Adding a carbon atom transforms 2-D semiconducting material
A technique that introduces carbon-hydrogen molecules into a single atomic layer of the semiconducting material tungsten disulfide dramatically changes the electronic properties of the material, according to Penn State researchers at Penn State who say they can create new types of components for energy-efficient photoelectric devices and electronic circuits with this material.
"We have successfully introduced the carbon species into the monolayer of the semiconducting material," said Fu Zhang, doctoral student in materials science and engineering lead author of a paper published online today in Science Advances.
Prior to doping—adding carbon—the semiconductor, a transition metal dichalcogenide (TMD), was n-type—electron conducting. After substituting carbon atoms for sulfur atoms, the one-atom-thick material developed a bipolar effect, a p-type—hole—branch, and an n-type branch. This resulted in an ambipolar semiconductor.
"The fact that you can change the properties dramatically by adding as little as two atomic percent was something unexpected," Mauricio Terrones, senior author and distinguished professor of physics, chemistry and materials science and engineering.
According to Zhang, once the material is highly doped with carbon, the researchers can produce a degenerate p-type with a very high carrier mobility. "We can build n+/p/n+ and p+/n/p+ junctions with properties that have not been seen with this type of semiconductor," he said.
In terms of applications, semiconductors are used in various devices in industry. In this case, most of those devices will be transistors of different sorts.
"This type of material might also be good for electrochemical catalysis," Terrones said. "You could improve conductivity of the semiconductor and have catalytic activity at the same time."
There are few papers in the field of 2-D materials doping, because it requires multiple processes to take place simultaneously under specific types of conditions. The team's technique uses a plasma to lower the temperature at which methane can be cracked—split apart—down to 752 degrees Fahrenheit. At the same time, the plasma has to be strong enough to knock a sulfur atom out of the atomic layer and substitute a carbon-hydrogen unit.
"It's not easy to dope monolayers, and then to measure carrier transport is not trivial," Terrones says. "There is a sweet spot where we are working. Many other things are required."
Susan Sinnott, professor and head of the Department of Materials Science and Engineering, provided theoretical calculations that guided the experimental work. When Terrones and Zhang observed that doping the 2-D material was changing its optical and electronic properties—something they had never seen before—Sinnott's team predicted the best atom to dope with and predicted the properties, which corresponded with the experiment.

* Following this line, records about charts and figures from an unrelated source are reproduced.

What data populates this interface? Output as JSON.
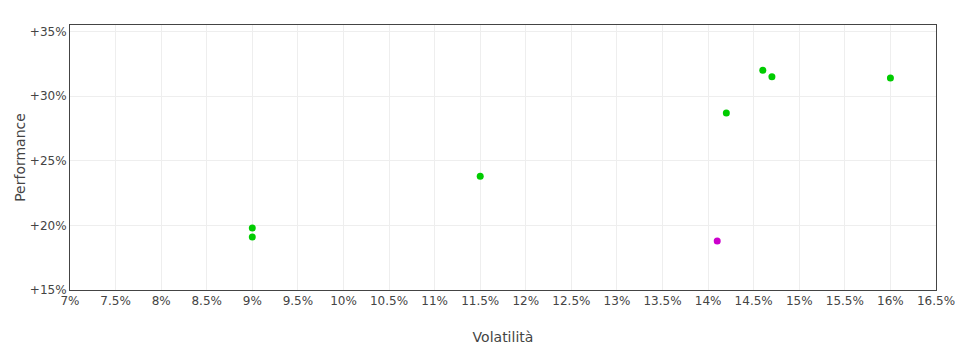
{
  "chart_data": {
    "type": "scatter",
    "xlabel": "Volatilità",
    "ylabel": "Performance",
    "xlim": [
      0.07,
      0.165
    ],
    "ylim": [
      0.15,
      0.355
    ],
    "xticks": [
      {
        "value": 0.07,
        "label": "7%"
      },
      {
        "value": 0.075,
        "label": "7.5%"
      },
      {
        "value": 0.08,
        "label": "8%"
      },
      {
        "value": 0.085,
        "label": "8.5%"
      },
      {
        "value": 0.09,
        "label": "9%"
      },
      {
        "value": 0.095,
        "label": "9.5%"
      },
      {
        "value": 0.1,
        "label": "10%"
      },
      {
        "value": 0.105,
        "label": "10.5%"
      },
      {
        "value": 0.11,
        "label": "11%"
      },
      {
        "value": 0.115,
        "label": "11.5%"
      },
      {
        "value": 0.12,
        "label": "12%"
      },
      {
        "value": 0.125,
        "label": "12.5%"
      },
      {
        "value": 0.13,
        "label": "13%"
      },
      {
        "value": 0.135,
        "label": "13.5%"
      },
      {
        "value": 0.14,
        "label": "14%"
      },
      {
        "value": 0.145,
        "label": "14.5%"
      },
      {
        "value": 0.15,
        "label": "15%"
      },
      {
        "value": 0.155,
        "label": "15.5%"
      },
      {
        "value": 0.16,
        "label": "16%"
      },
      {
        "value": 0.165,
        "label": "16.5%"
      }
    ],
    "yticks": [
      {
        "value": 0.15,
        "label": "+15%"
      },
      {
        "value": 0.2,
        "label": "+20%"
      },
      {
        "value": 0.25,
        "label": "+25%"
      },
      {
        "value": 0.3,
        "label": "+30%"
      },
      {
        "value": 0.35,
        "label": "+35%"
      }
    ],
    "grid": true,
    "series": [
      {
        "color": "#00cc00",
        "x": [
          0.09,
          0.09,
          0.115,
          0.142,
          0.146,
          0.147,
          0.16
        ],
        "values": [
          0.198,
          0.191,
          0.238,
          0.287,
          0.32,
          0.315,
          0.314
        ]
      },
      {
        "color": "#cc00cc",
        "x": [
          0.141
        ],
        "values": [
          0.188
        ]
      }
    ]
  }
}
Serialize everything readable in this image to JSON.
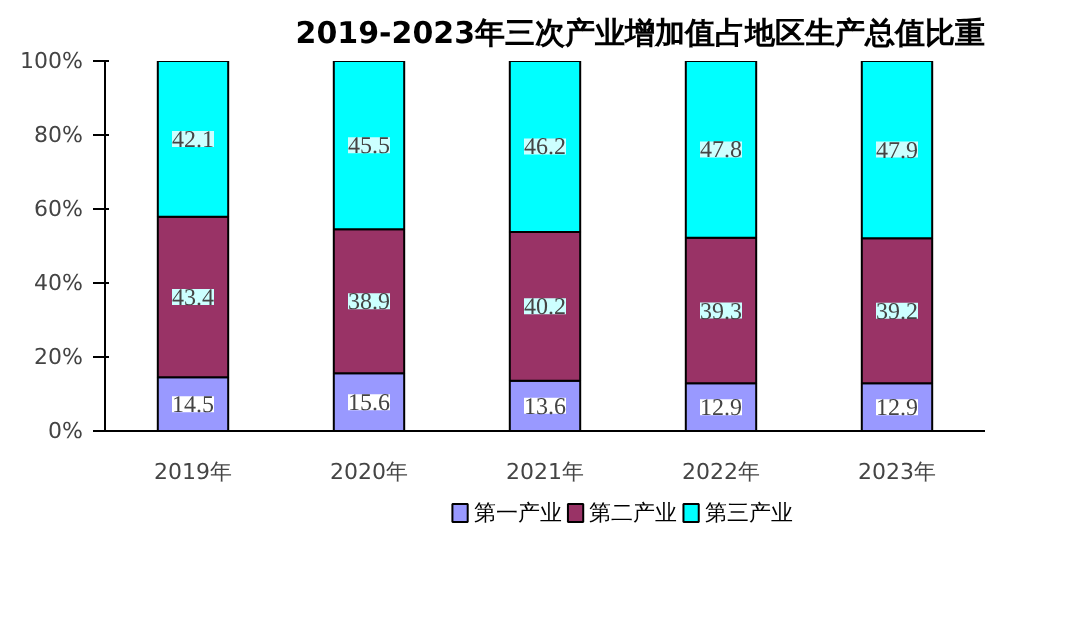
{
  "chart_data": {
    "type": "bar",
    "stacked": true,
    "title": "2019-2023年三次产业增加值占地区生产总值比重",
    "categories": [
      "2019年",
      "2020年",
      "2021年",
      "2022年",
      "2023年"
    ],
    "series": [
      {
        "name": "第一产业",
        "color": "#9999ff",
        "values": [
          14.5,
          15.6,
          13.6,
          12.9,
          12.9
        ]
      },
      {
        "name": "第二产业",
        "color": "#993366",
        "values": [
          43.4,
          38.9,
          40.2,
          39.3,
          39.2
        ]
      },
      {
        "name": "第三产业",
        "color": "#00ffff",
        "values": [
          42.1,
          45.5,
          46.2,
          47.8,
          47.9
        ]
      }
    ],
    "ylim": [
      0,
      100
    ],
    "yticks": [
      {
        "value": 0,
        "label": "0%"
      },
      {
        "value": 20,
        "label": "20%"
      },
      {
        "value": 40,
        "label": "40%"
      },
      {
        "value": 60,
        "label": "60%"
      },
      {
        "value": 80,
        "label": "80%"
      },
      {
        "value": 100,
        "label": "100%"
      }
    ],
    "data_labels": true,
    "legend": "bottom"
  }
}
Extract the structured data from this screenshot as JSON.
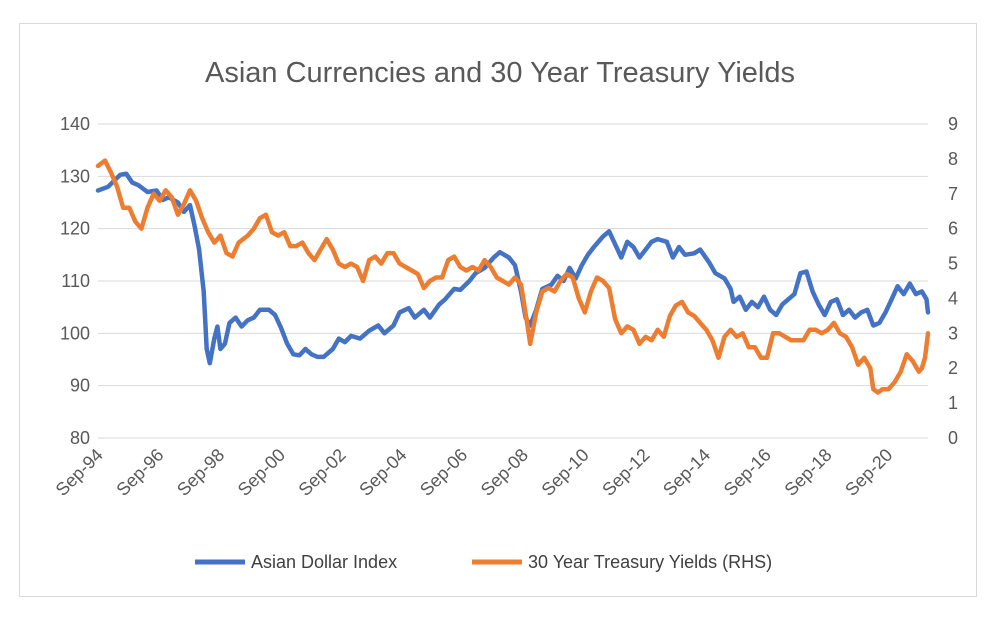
{
  "chart_data": {
    "type": "line",
    "title": "Asian Currencies and 30 Year Treasury Yields",
    "xlabel": "",
    "ylabel": "",
    "x_tick_labels": [
      "Sep-94",
      "Sep-96",
      "Sep-98",
      "Sep-00",
      "Sep-02",
      "Sep-04",
      "Sep-06",
      "Sep-08",
      "Sep-10",
      "Sep-12",
      "Sep-14",
      "Sep-16",
      "Sep-18",
      "Sep-20"
    ],
    "x_start_year": 1994.67,
    "x_end_year": 2022.0,
    "y_left_ticks": [
      "80",
      "90",
      "100",
      "110",
      "120",
      "130",
      "140"
    ],
    "y_left_range": [
      80,
      140
    ],
    "y_right_ticks": [
      "0",
      "1",
      "2",
      "3",
      "4",
      "5",
      "6",
      "7",
      "8",
      "9"
    ],
    "y_right_range": [
      0,
      9
    ],
    "gridlines": true,
    "legend_position": "bottom",
    "series": [
      {
        "name": "Asian Dollar Index",
        "axis": "left",
        "color": "#4472c4",
        "points": [
          [
            1994.67,
            127.3
          ],
          [
            1995.0,
            128.0
          ],
          [
            1995.4,
            130.3
          ],
          [
            1995.6,
            130.5
          ],
          [
            1995.8,
            128.8
          ],
          [
            1996.0,
            128.3
          ],
          [
            1996.3,
            127.0
          ],
          [
            1996.6,
            127.3
          ],
          [
            1996.8,
            125.5
          ],
          [
            1997.0,
            126.0
          ],
          [
            1997.3,
            125.0
          ],
          [
            1997.5,
            123.2
          ],
          [
            1997.7,
            124.5
          ],
          [
            1997.85,
            120.5
          ],
          [
            1998.0,
            116.0
          ],
          [
            1998.15,
            108.0
          ],
          [
            1998.25,
            97.0
          ],
          [
            1998.35,
            94.3
          ],
          [
            1998.5,
            99.0
          ],
          [
            1998.6,
            101.3
          ],
          [
            1998.7,
            97.0
          ],
          [
            1998.85,
            98.0
          ],
          [
            1999.0,
            102.0
          ],
          [
            1999.2,
            103.0
          ],
          [
            1999.4,
            101.3
          ],
          [
            1999.6,
            102.5
          ],
          [
            1999.8,
            103.0
          ],
          [
            2000.0,
            104.5
          ],
          [
            2000.3,
            104.5
          ],
          [
            2000.5,
            103.5
          ],
          [
            2000.7,
            101.0
          ],
          [
            2000.9,
            98.0
          ],
          [
            2001.1,
            96.0
          ],
          [
            2001.3,
            95.8
          ],
          [
            2001.5,
            97.0
          ],
          [
            2001.7,
            96.0
          ],
          [
            2001.9,
            95.5
          ],
          [
            2002.1,
            95.5
          ],
          [
            2002.4,
            97.0
          ],
          [
            2002.6,
            99.0
          ],
          [
            2002.8,
            98.3
          ],
          [
            2003.0,
            99.5
          ],
          [
            2003.3,
            99.0
          ],
          [
            2003.6,
            100.5
          ],
          [
            2003.9,
            101.5
          ],
          [
            2004.1,
            100.0
          ],
          [
            2004.4,
            101.5
          ],
          [
            2004.6,
            104.0
          ],
          [
            2004.9,
            104.8
          ],
          [
            2005.1,
            103.0
          ],
          [
            2005.4,
            104.5
          ],
          [
            2005.6,
            103.0
          ],
          [
            2005.9,
            105.5
          ],
          [
            2006.1,
            106.5
          ],
          [
            2006.4,
            108.5
          ],
          [
            2006.6,
            108.3
          ],
          [
            2006.9,
            110.0
          ],
          [
            2007.1,
            111.5
          ],
          [
            2007.4,
            112.5
          ],
          [
            2007.7,
            114.5
          ],
          [
            2007.9,
            115.5
          ],
          [
            2008.2,
            114.5
          ],
          [
            2008.4,
            113.0
          ],
          [
            2008.6,
            108.0
          ],
          [
            2008.75,
            103.0
          ],
          [
            2008.9,
            101.5
          ],
          [
            2009.1,
            104.5
          ],
          [
            2009.3,
            108.5
          ],
          [
            2009.6,
            109.3
          ],
          [
            2009.8,
            111.0
          ],
          [
            2010.0,
            110.0
          ],
          [
            2010.2,
            112.5
          ],
          [
            2010.4,
            110.5
          ],
          [
            2010.6,
            113.0
          ],
          [
            2010.8,
            115.0
          ],
          [
            2011.0,
            116.5
          ],
          [
            2011.3,
            118.5
          ],
          [
            2011.5,
            119.5
          ],
          [
            2011.7,
            117.0
          ],
          [
            2011.9,
            114.5
          ],
          [
            2012.1,
            117.5
          ],
          [
            2012.3,
            116.5
          ],
          [
            2012.5,
            114.5
          ],
          [
            2012.7,
            116.0
          ],
          [
            2012.9,
            117.5
          ],
          [
            2013.1,
            118.0
          ],
          [
            2013.4,
            117.5
          ],
          [
            2013.6,
            114.5
          ],
          [
            2013.8,
            116.5
          ],
          [
            2014.0,
            115.0
          ],
          [
            2014.3,
            115.3
          ],
          [
            2014.5,
            116.0
          ],
          [
            2014.8,
            113.5
          ],
          [
            2015.0,
            111.5
          ],
          [
            2015.3,
            110.5
          ],
          [
            2015.5,
            108.5
          ],
          [
            2015.6,
            106.0
          ],
          [
            2015.8,
            107.0
          ],
          [
            2016.0,
            104.5
          ],
          [
            2016.2,
            106.0
          ],
          [
            2016.4,
            105.0
          ],
          [
            2016.6,
            107.0
          ],
          [
            2016.8,
            104.5
          ],
          [
            2017.0,
            103.5
          ],
          [
            2017.2,
            105.5
          ],
          [
            2017.4,
            106.5
          ],
          [
            2017.6,
            107.5
          ],
          [
            2017.8,
            111.5
          ],
          [
            2018.0,
            111.8
          ],
          [
            2018.2,
            108.0
          ],
          [
            2018.4,
            105.5
          ],
          [
            2018.6,
            103.5
          ],
          [
            2018.8,
            106.0
          ],
          [
            2019.0,
            106.5
          ],
          [
            2019.2,
            103.5
          ],
          [
            2019.4,
            104.5
          ],
          [
            2019.6,
            103.0
          ],
          [
            2019.8,
            104.0
          ],
          [
            2020.0,
            104.5
          ],
          [
            2020.2,
            101.5
          ],
          [
            2020.4,
            102.0
          ],
          [
            2020.6,
            104.0
          ],
          [
            2020.8,
            106.5
          ],
          [
            2021.0,
            109.0
          ],
          [
            2021.2,
            107.5
          ],
          [
            2021.4,
            109.5
          ],
          [
            2021.6,
            107.5
          ],
          [
            2021.8,
            108.0
          ],
          [
            2021.95,
            106.5
          ],
          [
            2022.0,
            104.0
          ]
        ]
      },
      {
        "name": "30 Year Treasury Yields (RHS)",
        "axis": "right",
        "color": "#ed7d31",
        "points": [
          [
            1994.67,
            7.8
          ],
          [
            1994.9,
            7.95
          ],
          [
            1995.1,
            7.6
          ],
          [
            1995.3,
            7.2
          ],
          [
            1995.5,
            6.6
          ],
          [
            1995.7,
            6.6
          ],
          [
            1995.9,
            6.2
          ],
          [
            1996.1,
            6.0
          ],
          [
            1996.3,
            6.6
          ],
          [
            1996.5,
            7.0
          ],
          [
            1996.7,
            6.8
          ],
          [
            1996.9,
            7.1
          ],
          [
            1997.1,
            6.9
          ],
          [
            1997.3,
            6.4
          ],
          [
            1997.5,
            6.7
          ],
          [
            1997.7,
            7.1
          ],
          [
            1997.9,
            6.8
          ],
          [
            1998.1,
            6.3
          ],
          [
            1998.3,
            5.9
          ],
          [
            1998.5,
            5.6
          ],
          [
            1998.7,
            5.8
          ],
          [
            1998.9,
            5.3
          ],
          [
            1999.1,
            5.2
          ],
          [
            1999.3,
            5.6
          ],
          [
            1999.6,
            5.8
          ],
          [
            1999.8,
            6.0
          ],
          [
            2000.0,
            6.3
          ],
          [
            2000.2,
            6.4
          ],
          [
            2000.4,
            5.9
          ],
          [
            2000.6,
            5.8
          ],
          [
            2000.8,
            5.9
          ],
          [
            2001.0,
            5.5
          ],
          [
            2001.2,
            5.5
          ],
          [
            2001.4,
            5.6
          ],
          [
            2001.6,
            5.3
          ],
          [
            2001.8,
            5.1
          ],
          [
            2002.0,
            5.4
          ],
          [
            2002.2,
            5.7
          ],
          [
            2002.4,
            5.4
          ],
          [
            2002.6,
            5.0
          ],
          [
            2002.8,
            4.9
          ],
          [
            2003.0,
            5.0
          ],
          [
            2003.2,
            4.9
          ],
          [
            2003.4,
            4.5
          ],
          [
            2003.6,
            5.1
          ],
          [
            2003.8,
            5.2
          ],
          [
            2004.0,
            5.0
          ],
          [
            2004.2,
            5.3
          ],
          [
            2004.4,
            5.3
          ],
          [
            2004.6,
            5.0
          ],
          [
            2004.8,
            4.9
          ],
          [
            2005.0,
            4.8
          ],
          [
            2005.2,
            4.7
          ],
          [
            2005.4,
            4.3
          ],
          [
            2005.6,
            4.5
          ],
          [
            2005.8,
            4.6
          ],
          [
            2006.0,
            4.6
          ],
          [
            2006.2,
            5.1
          ],
          [
            2006.4,
            5.2
          ],
          [
            2006.6,
            4.9
          ],
          [
            2006.8,
            4.8
          ],
          [
            2007.0,
            4.9
          ],
          [
            2007.2,
            4.8
          ],
          [
            2007.4,
            5.1
          ],
          [
            2007.6,
            4.9
          ],
          [
            2007.8,
            4.6
          ],
          [
            2008.0,
            4.5
          ],
          [
            2008.2,
            4.4
          ],
          [
            2008.4,
            4.6
          ],
          [
            2008.6,
            4.4
          ],
          [
            2008.8,
            3.3
          ],
          [
            2008.9,
            2.7
          ],
          [
            2009.1,
            3.6
          ],
          [
            2009.3,
            4.2
          ],
          [
            2009.5,
            4.3
          ],
          [
            2009.7,
            4.2
          ],
          [
            2009.9,
            4.5
          ],
          [
            2010.1,
            4.7
          ],
          [
            2010.3,
            4.6
          ],
          [
            2010.5,
            4.0
          ],
          [
            2010.7,
            3.6
          ],
          [
            2010.9,
            4.2
          ],
          [
            2011.1,
            4.6
          ],
          [
            2011.3,
            4.5
          ],
          [
            2011.5,
            4.3
          ],
          [
            2011.7,
            3.4
          ],
          [
            2011.9,
            3.0
          ],
          [
            2012.1,
            3.2
          ],
          [
            2012.3,
            3.1
          ],
          [
            2012.5,
            2.7
          ],
          [
            2012.7,
            2.9
          ],
          [
            2012.9,
            2.8
          ],
          [
            2013.1,
            3.1
          ],
          [
            2013.3,
            2.9
          ],
          [
            2013.5,
            3.5
          ],
          [
            2013.7,
            3.8
          ],
          [
            2013.9,
            3.9
          ],
          [
            2014.1,
            3.6
          ],
          [
            2014.3,
            3.5
          ],
          [
            2014.5,
            3.3
          ],
          [
            2014.7,
            3.1
          ],
          [
            2014.9,
            2.8
          ],
          [
            2015.1,
            2.3
          ],
          [
            2015.3,
            2.9
          ],
          [
            2015.5,
            3.1
          ],
          [
            2015.7,
            2.9
          ],
          [
            2015.9,
            3.0
          ],
          [
            2016.1,
            2.6
          ],
          [
            2016.3,
            2.6
          ],
          [
            2016.5,
            2.3
          ],
          [
            2016.7,
            2.3
          ],
          [
            2016.9,
            3.0
          ],
          [
            2017.1,
            3.0
          ],
          [
            2017.3,
            2.9
          ],
          [
            2017.5,
            2.8
          ],
          [
            2017.7,
            2.8
          ],
          [
            2017.9,
            2.8
          ],
          [
            2018.1,
            3.1
          ],
          [
            2018.3,
            3.1
          ],
          [
            2018.5,
            3.0
          ],
          [
            2018.7,
            3.1
          ],
          [
            2018.9,
            3.3
          ],
          [
            2019.1,
            3.0
          ],
          [
            2019.3,
            2.9
          ],
          [
            2019.5,
            2.6
          ],
          [
            2019.7,
            2.1
          ],
          [
            2019.9,
            2.3
          ],
          [
            2020.1,
            2.0
          ],
          [
            2020.2,
            1.4
          ],
          [
            2020.35,
            1.3
          ],
          [
            2020.5,
            1.4
          ],
          [
            2020.7,
            1.4
          ],
          [
            2020.9,
            1.6
          ],
          [
            2021.1,
            1.9
          ],
          [
            2021.3,
            2.4
          ],
          [
            2021.5,
            2.2
          ],
          [
            2021.7,
            1.9
          ],
          [
            2021.8,
            2.0
          ],
          [
            2021.9,
            2.3
          ],
          [
            2022.0,
            3.0
          ]
        ]
      }
    ]
  }
}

Saptarshi Das, assistant professor of engineering science and mechanics, and his group, then measured the carrier transport in various transistors with increasing amounts of carbon substitution. They watched the conductance change radically until they had completely changed the conduction type from negative to positive.
"It was very much a multidisciplinary work," Terrones says.
Additional authors on the Science Advances paper, titled "Carbon doping of WS2 monolayers: Bandgap reduction and p-type doping transport," include current or former doctoral students Yanfu Lu, Daniel Schulman, Tianyi Zhang, Zhong Lin and Yu Lei; and Ana Laura Ellias and Kazunori Fujisawa, assistant research professors of physics.